2. The angle-adjustable bearing housing according to claim 1, characterized in that: The rotating rod (302) is fixedly connected to a rotating plate (304) at one end of the support plate (301). A connecting plate (303) is fixedly connected to one side of the support plate (301). A rubber ring (307) is fixedly connected to the side of the connecting plate (303) away from the support plate (301). The rotating rod (302) is rotatably inserted into one side of the connecting plate (303). A bolt (305) is threaded through one side of the rotating plate (304). A rotating block (306) is rotatably inserted into one end of the bolt (305) that passes through the rotating plate (304).

3. The angle-adjustable bearing housing according to claim 1, characterized in that: The end of the rotating rod (302) away from the rotating plate (304) is fixedly connected to a first threaded rod (308), and a threaded sleeve (309) is threadedly fitted on the surface of the first threaded rod (308).

4. The angle-adjustable bearing housing according to claim 1, characterized in that: The top of the base plate (1) is provided with a storage groove (310), and the inner wall of the storage groove (310) is slidably connected with a locking block (311). The bottom of the connecting ring (2) is fixedly connected with a rubber block (312), and the rubber block (312) is set on the top of the storage groove (310).

5. The angle-adjustable bearing housing according to claim 4, characterized in that: A rectangular groove (313) is provided on one side of the inner wall of the storage slot (310). A triangular block (314) is slidably connected to the inner wall of the rectangular groove (313). A limiting groove (317) is provided on the side of the rectangular groove (313) away from the triangular block (314). A limiting strip (318) is slidably connected to the inner wall of the limiting groove (317). The limiting strip (318) is fixedly connected to one side of the triangular block (314). The triangular block (314) is set at the bottom of the locking block (311).

6. The angle-adjustable bearing housing according to claim 4, characterized in that: A first damping rod (315) is fixedly connected to the bottom of the inner wall of the storage groove (310). The top of the first damping rod (315) is fixedly connected to the bottom of the locking block (311). A first spring (316) is sleeved on the surface of the first damping rod (315). One end of the first spring (316) is fixedly connected to the bottom of the locking block (311). The end of the first spring (316) near the inner wall of the storage groove (310) is fixedly connected to the bottom of the inner wall of the storage groove (310).

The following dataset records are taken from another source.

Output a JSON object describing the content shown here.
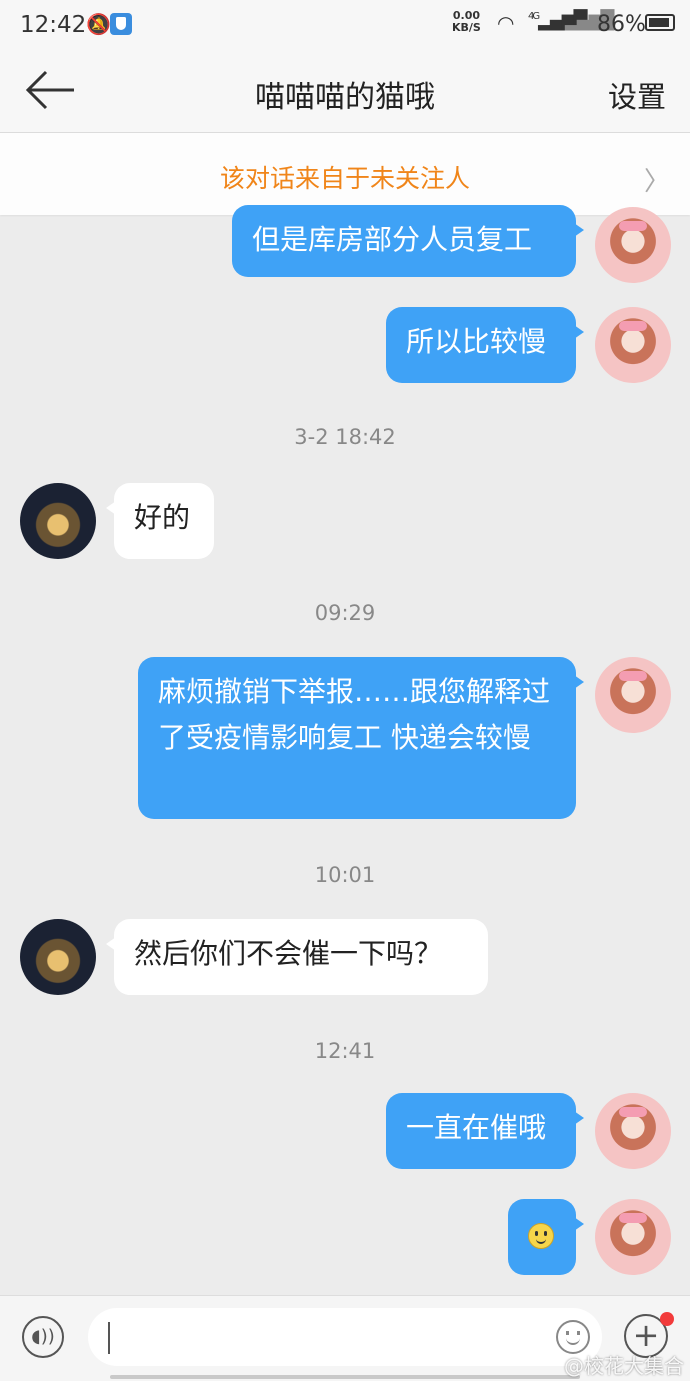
{
  "status_bar": {
    "time": "12:42",
    "network_speed_value": "0.00",
    "network_speed_unit": "KB/S",
    "network_type": "4G",
    "battery": "86%"
  },
  "header": {
    "title": "喵喵喵的猫哦",
    "settings_label": "设置"
  },
  "banner": {
    "text": "该对话来自于未关注人"
  },
  "messages": [
    {
      "sender": "me",
      "text": "但是库房部分人员复工"
    },
    {
      "sender": "me",
      "text": "所以比较慢"
    },
    {
      "type": "timestamp",
      "text": "3-2 18:42"
    },
    {
      "sender": "other",
      "text": "好的"
    },
    {
      "type": "timestamp",
      "text": "09:29"
    },
    {
      "sender": "me",
      "text": "麻烦撤销下举报……跟您解释过了受疫情影响复工 快递会较慢"
    },
    {
      "type": "timestamp",
      "text": "10:01"
    },
    {
      "sender": "other",
      "text": "然后你们不会催一下吗？"
    },
    {
      "type": "timestamp",
      "text": "12:41"
    },
    {
      "sender": "me",
      "text": "一直在催哦"
    },
    {
      "sender": "me",
      "emoji": "smiley-emoji"
    }
  ],
  "input_bar": {
    "placeholder": ""
  },
  "watermark": "@校花大集合",
  "colors": {
    "my_bubble": "#3fa2f6",
    "other_bubble": "#ffffff",
    "banner_text": "#f08519",
    "background": "#ececec"
  }
}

7. The angle-adjustable bearing housing according to claim 1, characterized in that: A second threaded rod (319) is rotatably inserted into one side of the base plate (1), and the second threaded rod (319) is threaded through and inserted into one side of the triangular block (314).

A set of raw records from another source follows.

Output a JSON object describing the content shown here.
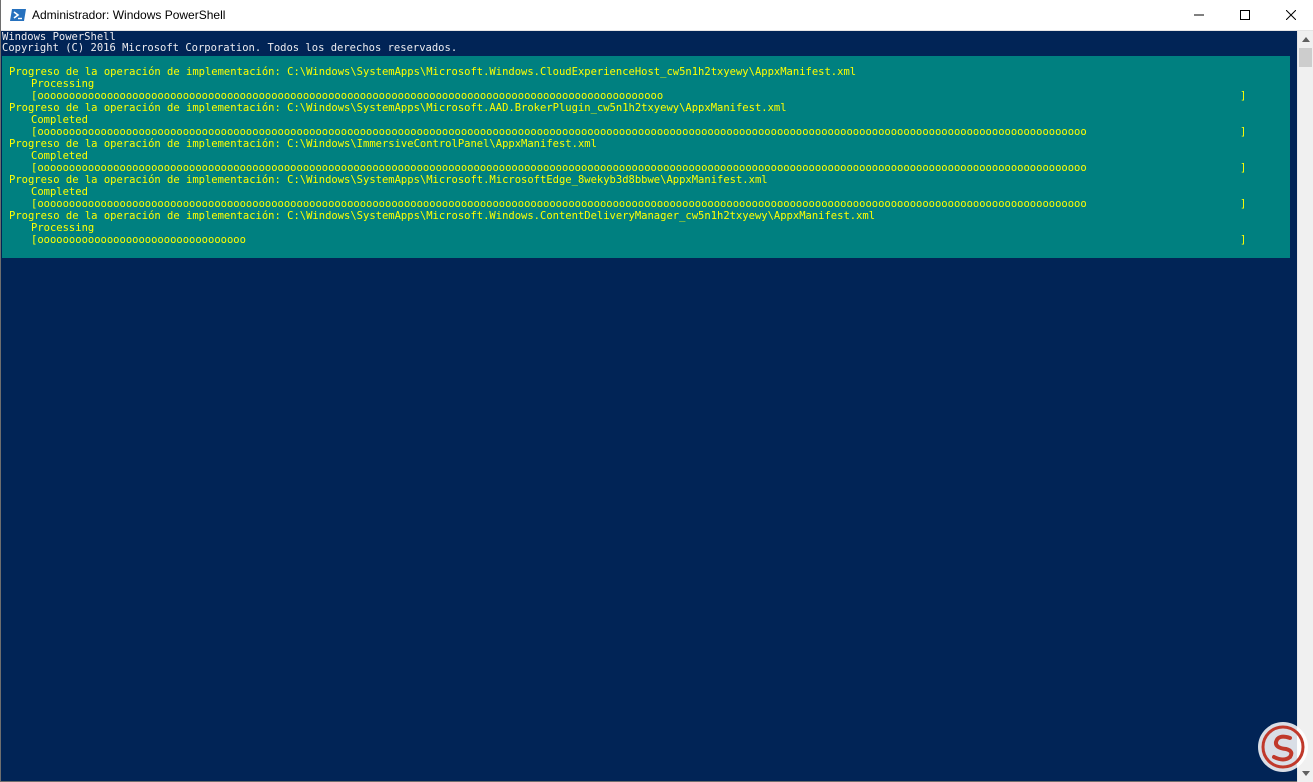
{
  "window": {
    "title": "Administrador: Windows PowerShell",
    "minimize_icon": "minimize-icon",
    "maximize_icon": "maximize-icon",
    "close_icon": "close-icon"
  },
  "console": {
    "header": [
      "Windows PowerShell",
      "Copyright (C) 2016 Microsoft Corporation. Todos los derechos reservados."
    ],
    "colors": {
      "background": "#012456",
      "progress_background": "#008080",
      "progress_text": "#ffff00",
      "header_text": "#eeedf0"
    },
    "progress_records": [
      {
        "activity": "Progreso de la operación de implementación: C:\\Windows\\SystemApps\\Microsoft.Windows.CloudExperienceHost_cw5n1h2txyewy\\AppxManifest.xml",
        "status": "Processing",
        "bar": "[ooooooooooooooooooooooooooooooooooooooooooooooooooooooooooooooooooooooooooooooooooooooooooooooooooo",
        "bar_end": "]",
        "percent": 60
      },
      {
        "activity": "Progreso de la operación de implementación: C:\\Windows\\SystemApps\\Microsoft.AAD.BrokerPlugin_cw5n1h2txyewy\\AppxManifest.xml",
        "status": "Completed",
        "bar": "[oooooooooooooooooooooooooooooooooooooooooooooooooooooooooooooooooooooooooooooooooooooooooooooooooooooooooooooooooooooooooooooooooooooooooooooooooooooooooooooooooooooo",
        "bar_end": "]",
        "percent": 100
      },
      {
        "activity": "Progreso de la operación de implementación: C:\\Windows\\ImmersiveControlPanel\\AppxManifest.xml",
        "status": "Completed",
        "bar": "[oooooooooooooooooooooooooooooooooooooooooooooooooooooooooooooooooooooooooooooooooooooooooooooooooooooooooooooooooooooooooooooooooooooooooooooooooooooooooooooooooooooo",
        "bar_end": "]",
        "percent": 100
      },
      {
        "activity": "Progreso de la operación de implementación: C:\\Windows\\SystemApps\\Microsoft.MicrosoftEdge_8wekyb3d8bbwe\\AppxManifest.xml",
        "status": "Completed",
        "bar": "[oooooooooooooooooooooooooooooooooooooooooooooooooooooooooooooooooooooooooooooooooooooooooooooooooooooooooooooooooooooooooooooooooooooooooooooooooooooooooooooooooooooo",
        "bar_end": "]",
        "percent": 100
      },
      {
        "activity": "Progreso de la operación de implementación: C:\\Windows\\SystemApps\\Microsoft.Windows.ContentDeliveryManager_cw5n1h2txyewy\\AppxManifest.xml",
        "status": "Processing",
        "bar": "[ooooooooooooooooooooooooooooooooo",
        "bar_end": "]",
        "percent": 20
      }
    ]
  },
  "scrollbar": {
    "up_icon": "scroll-up-arrow-icon",
    "down_icon": "scroll-down-arrow-icon"
  },
  "watermark": {
    "icon": "site-logo-icon"
  }
}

8. The angle-adjustable bearing housing according to claim 7, characterized in that: A fixing block (320) is fixedly connected to the end of the second threaded rod (319) away from the base plate (1). The fixing block (320) has an annular groove (321) on the side near the second threaded rod (319). A movable ring (322) is slidably connected to the inner wall of the annular groove (321). A rubber ring (323) is fixedly connected to the side of the movable ring (322) away from the annular groove (321). A second damping rod (324) is fixedly connected to one side of the inner wall of the annular groove (321). The end of the second damping rod (324) away from the annular groove (321) is fixedly connected to one side of the movable ring (322). A second spring (325) is sleeved on the surface of the second damping rod (324). One end of the second spring (325) is fixedly connected to one side of the inner wall of the annular groove (321). The end of the second spring (325) near the movable ring (322) is fixedly connected to one side of the movable ring (322).